The Fit curves & distributions cards model the distributions or relationships of numerical variables. To create a card, you must select from the following options:

Fit Distribution

../_images/fit-distribution2.png

The Fit Distribution card estimates the parameters of probability distributions for a specified variable in your dataset. The supported distributions are:

  • Beta

  • Exponential

  • Laplace

  • Log-normal

  • Normal

  • Normal mixture

  • Pareto

  • Triangular

  • Weibull

You can select multiple distributions in the card, and Dataiku DSS displays the probability density function, Q-Q plot, goodness of fit metrics, and estimated parameters for each distribution.

2D Fit Distribution

../_images/fit-2d.png

The 2D Fit Distribution card visualizes the density of bivariate distributions by plotting the kernel density estimate (KDE) or the joint normal (Gaussian) distribution. To create the card:

  • Specify values for the X and Y variables

  • Select either “2D KDE” plot or the “Joint Normal” plot

  • If you select the “2D KDE” plot, DSS provides two additional parameters: “X relative bandwidth” and “Y relative bandwidth” (in percentages) with default values. However, you can modify these values to control the smoothness of the KDE plot. Larger values produce smoother plots.

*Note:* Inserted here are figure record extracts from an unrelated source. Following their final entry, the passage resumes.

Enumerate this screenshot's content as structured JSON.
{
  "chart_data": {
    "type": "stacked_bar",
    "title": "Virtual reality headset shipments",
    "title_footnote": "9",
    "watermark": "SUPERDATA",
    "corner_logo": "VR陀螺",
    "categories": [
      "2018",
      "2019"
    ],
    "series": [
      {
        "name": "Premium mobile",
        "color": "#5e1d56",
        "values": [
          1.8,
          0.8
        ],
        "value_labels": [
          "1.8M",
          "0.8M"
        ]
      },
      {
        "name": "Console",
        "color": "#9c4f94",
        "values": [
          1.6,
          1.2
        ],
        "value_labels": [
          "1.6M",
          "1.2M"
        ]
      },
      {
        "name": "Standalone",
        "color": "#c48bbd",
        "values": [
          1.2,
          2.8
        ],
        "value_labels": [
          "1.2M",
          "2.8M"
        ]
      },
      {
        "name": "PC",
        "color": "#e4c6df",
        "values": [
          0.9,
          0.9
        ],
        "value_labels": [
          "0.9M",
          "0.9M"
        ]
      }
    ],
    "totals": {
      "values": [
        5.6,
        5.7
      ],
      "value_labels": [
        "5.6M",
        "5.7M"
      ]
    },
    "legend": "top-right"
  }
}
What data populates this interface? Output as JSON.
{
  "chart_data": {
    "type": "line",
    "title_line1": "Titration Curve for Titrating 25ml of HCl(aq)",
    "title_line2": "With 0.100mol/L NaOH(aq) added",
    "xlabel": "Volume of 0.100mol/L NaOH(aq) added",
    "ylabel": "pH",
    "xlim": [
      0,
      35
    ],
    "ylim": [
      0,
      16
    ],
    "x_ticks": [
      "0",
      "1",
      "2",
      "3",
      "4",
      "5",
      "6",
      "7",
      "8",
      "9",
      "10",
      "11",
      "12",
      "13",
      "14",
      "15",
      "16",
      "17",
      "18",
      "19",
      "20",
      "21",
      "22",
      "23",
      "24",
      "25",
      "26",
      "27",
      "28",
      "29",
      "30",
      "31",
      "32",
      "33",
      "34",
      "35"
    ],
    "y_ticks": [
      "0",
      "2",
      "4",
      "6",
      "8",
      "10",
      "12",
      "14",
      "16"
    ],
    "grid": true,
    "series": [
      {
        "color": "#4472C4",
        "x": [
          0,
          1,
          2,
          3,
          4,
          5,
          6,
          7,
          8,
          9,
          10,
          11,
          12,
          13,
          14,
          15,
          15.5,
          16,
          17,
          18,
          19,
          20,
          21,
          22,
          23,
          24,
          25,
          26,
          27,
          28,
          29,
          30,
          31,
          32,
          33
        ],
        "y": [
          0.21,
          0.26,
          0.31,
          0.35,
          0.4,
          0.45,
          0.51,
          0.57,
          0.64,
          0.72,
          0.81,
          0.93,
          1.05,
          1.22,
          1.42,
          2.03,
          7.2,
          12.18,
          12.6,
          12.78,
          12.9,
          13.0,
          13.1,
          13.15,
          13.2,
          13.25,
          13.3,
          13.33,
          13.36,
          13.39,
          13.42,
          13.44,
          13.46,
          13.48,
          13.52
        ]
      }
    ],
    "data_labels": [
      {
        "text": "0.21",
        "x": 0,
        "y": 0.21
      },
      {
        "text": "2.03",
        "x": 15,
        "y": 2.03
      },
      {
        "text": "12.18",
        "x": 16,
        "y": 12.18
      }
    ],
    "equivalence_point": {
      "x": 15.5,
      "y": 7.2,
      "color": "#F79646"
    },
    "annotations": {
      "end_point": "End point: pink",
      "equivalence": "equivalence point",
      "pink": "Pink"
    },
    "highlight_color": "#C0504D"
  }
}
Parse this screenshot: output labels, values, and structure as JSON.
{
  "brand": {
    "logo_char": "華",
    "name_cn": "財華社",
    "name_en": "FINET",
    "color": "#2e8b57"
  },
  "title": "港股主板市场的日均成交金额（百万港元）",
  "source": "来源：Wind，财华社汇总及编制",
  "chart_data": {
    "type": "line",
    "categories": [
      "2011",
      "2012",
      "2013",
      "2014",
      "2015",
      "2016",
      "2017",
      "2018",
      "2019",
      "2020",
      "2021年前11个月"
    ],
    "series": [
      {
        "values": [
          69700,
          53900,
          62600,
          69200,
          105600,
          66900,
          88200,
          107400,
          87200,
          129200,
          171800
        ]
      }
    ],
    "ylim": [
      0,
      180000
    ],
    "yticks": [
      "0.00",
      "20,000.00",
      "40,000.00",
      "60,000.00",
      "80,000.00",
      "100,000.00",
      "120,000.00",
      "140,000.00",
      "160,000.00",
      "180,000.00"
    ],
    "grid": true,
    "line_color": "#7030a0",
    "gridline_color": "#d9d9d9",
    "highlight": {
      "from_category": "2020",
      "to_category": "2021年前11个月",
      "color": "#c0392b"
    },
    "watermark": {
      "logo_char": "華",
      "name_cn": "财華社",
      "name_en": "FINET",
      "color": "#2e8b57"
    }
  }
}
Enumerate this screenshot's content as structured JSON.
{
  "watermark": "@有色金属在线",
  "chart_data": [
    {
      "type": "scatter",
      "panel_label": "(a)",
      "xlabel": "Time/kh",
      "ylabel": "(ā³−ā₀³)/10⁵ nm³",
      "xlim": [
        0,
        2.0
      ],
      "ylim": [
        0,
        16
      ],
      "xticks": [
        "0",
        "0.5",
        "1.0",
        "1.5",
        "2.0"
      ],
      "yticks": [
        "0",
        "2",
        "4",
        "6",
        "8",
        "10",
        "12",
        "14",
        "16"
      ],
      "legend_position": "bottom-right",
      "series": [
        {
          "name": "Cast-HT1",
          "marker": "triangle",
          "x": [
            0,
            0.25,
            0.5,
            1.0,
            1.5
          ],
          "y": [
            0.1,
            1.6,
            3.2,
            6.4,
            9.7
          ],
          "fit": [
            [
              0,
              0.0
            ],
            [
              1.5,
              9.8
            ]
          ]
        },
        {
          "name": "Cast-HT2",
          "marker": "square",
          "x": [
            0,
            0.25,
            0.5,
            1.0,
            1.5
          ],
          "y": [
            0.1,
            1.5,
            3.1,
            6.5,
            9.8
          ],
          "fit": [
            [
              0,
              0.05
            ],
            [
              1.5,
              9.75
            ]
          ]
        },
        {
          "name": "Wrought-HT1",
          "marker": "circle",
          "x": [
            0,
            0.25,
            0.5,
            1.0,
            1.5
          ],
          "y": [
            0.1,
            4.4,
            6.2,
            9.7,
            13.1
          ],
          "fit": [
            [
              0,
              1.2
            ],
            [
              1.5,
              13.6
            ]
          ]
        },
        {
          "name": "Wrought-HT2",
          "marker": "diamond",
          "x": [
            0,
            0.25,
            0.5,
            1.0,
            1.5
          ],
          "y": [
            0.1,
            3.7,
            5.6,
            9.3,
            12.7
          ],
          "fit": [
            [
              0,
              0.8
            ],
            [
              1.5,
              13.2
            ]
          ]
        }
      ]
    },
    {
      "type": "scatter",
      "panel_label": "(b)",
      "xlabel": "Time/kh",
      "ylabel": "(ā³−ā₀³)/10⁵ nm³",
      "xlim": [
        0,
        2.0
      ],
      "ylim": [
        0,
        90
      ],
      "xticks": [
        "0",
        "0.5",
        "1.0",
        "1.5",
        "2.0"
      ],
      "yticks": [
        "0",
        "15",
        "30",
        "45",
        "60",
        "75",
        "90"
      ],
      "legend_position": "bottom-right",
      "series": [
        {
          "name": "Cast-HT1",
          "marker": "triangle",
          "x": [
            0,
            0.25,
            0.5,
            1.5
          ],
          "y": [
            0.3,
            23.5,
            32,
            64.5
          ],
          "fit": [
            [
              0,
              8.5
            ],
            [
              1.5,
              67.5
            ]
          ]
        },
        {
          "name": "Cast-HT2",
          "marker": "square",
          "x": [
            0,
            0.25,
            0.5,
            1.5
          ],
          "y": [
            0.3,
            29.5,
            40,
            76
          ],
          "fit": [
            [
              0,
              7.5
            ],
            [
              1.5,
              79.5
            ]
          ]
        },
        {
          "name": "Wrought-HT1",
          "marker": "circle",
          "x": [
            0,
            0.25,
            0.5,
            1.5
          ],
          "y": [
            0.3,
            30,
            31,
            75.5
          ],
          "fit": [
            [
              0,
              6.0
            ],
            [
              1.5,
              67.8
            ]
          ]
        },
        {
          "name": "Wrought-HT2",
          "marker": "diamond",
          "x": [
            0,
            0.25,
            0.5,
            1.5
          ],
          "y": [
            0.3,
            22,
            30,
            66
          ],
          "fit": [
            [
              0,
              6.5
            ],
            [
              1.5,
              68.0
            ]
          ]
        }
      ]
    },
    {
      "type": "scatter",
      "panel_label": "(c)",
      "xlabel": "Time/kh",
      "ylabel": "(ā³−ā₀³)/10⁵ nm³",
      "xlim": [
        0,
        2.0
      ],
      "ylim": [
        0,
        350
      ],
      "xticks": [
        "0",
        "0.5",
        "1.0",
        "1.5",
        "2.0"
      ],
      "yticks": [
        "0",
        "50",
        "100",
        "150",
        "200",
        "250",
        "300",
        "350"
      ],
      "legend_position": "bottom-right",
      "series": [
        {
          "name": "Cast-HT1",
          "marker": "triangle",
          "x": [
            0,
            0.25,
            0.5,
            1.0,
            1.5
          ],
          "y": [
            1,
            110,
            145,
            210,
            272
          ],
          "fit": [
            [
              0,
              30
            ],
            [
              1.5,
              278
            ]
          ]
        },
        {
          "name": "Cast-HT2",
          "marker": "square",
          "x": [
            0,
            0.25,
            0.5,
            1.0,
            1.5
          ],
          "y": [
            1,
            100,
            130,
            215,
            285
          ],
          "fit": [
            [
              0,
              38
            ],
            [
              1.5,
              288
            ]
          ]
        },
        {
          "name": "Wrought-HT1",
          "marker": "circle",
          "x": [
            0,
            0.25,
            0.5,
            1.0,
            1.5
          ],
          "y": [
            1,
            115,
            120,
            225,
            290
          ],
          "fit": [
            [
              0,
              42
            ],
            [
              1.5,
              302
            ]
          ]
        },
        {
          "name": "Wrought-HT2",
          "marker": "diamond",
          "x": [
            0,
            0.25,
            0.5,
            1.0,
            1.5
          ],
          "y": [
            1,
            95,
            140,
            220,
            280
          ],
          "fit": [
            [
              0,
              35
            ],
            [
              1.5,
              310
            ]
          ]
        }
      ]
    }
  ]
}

    Note that the “X relative bandwidth” value scales the horizontal KDE bandwidth as a percentage of the standard deviation of variable X. Likewise, the “Y relative bandwidth” scales the vertical KDE bandwidth as a percentage of the standard deviation of variable Y.

Fit curve

../_images/fit-curve.png

The Fit Curve card models the relationship between two variables by creating one or more fit curves. To create the card:

  • Specify values for the X and Y variables

  • Specify the “Curve Type” as Polynomial or Isotonic

  • If you select a Polynomial curve, then you must provide an integer value for an additional parameter, “Degree”, which specifies the degree of the polynomial.